The equality in line (3) comes from repeated use of (1). E.g:
$n(n-1)a_n = (n-k)(n-k+1)a_{n-k} + \sum_{i=1}^k 2(n-i)$.
Can you take it from here?
If it helps, define $y_n:=n(n-1)a_n$. Then the recursion is rewritten to be $y_n=y_{n-1}+2(n-1)$. Then $y_{n}-y_{n-1}=2(n-1)$. Now sum both sides from $n=1$ to $n$. The left side will telescope.
Once you solve for $y_n$, you can then solve for $a_n$.
$$ n(n-1)a_n = (n-1)(n-2)a_{n-1}+2(n-1) $$
Let $m = n-1$, then $(n-1)(n-2)a_{n-1} = m(m-1)a_m$. From this, we can apply the recurrence again.
$$ n(n-1)a_n = [(m-1)(m-2)a_{m-1}+2(m-1)]+2(n-1) $$
Then let $k = m-1$, then $(m-1)(m-2)a_{m-1} = k(k-1)a_k$. We apply the recurrence again.

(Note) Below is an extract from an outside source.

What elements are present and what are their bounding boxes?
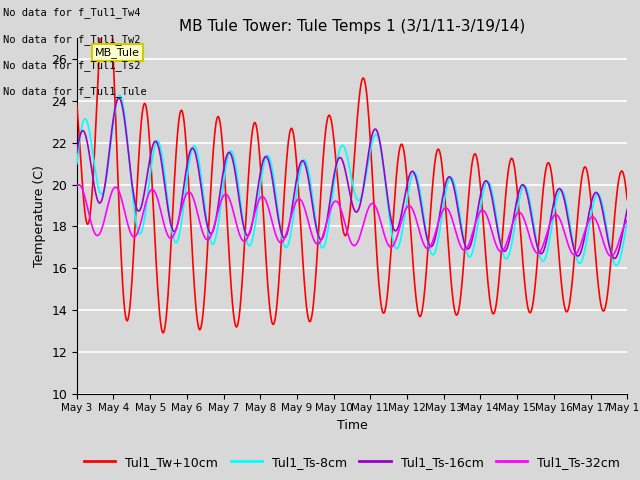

$$ n(n-1)a_n = \left[[(k-1)(k-2)a_{k-1}+2(k-1)]+2(m-1)\right]+2(n-1) $$
And so on. Each time, we add another constant term on the right: first $2(n-1)$, then $2(m-1) = 2(n-2)$, then $2(k-1) = 2(n-3)$. This continues until we run out of positive terms.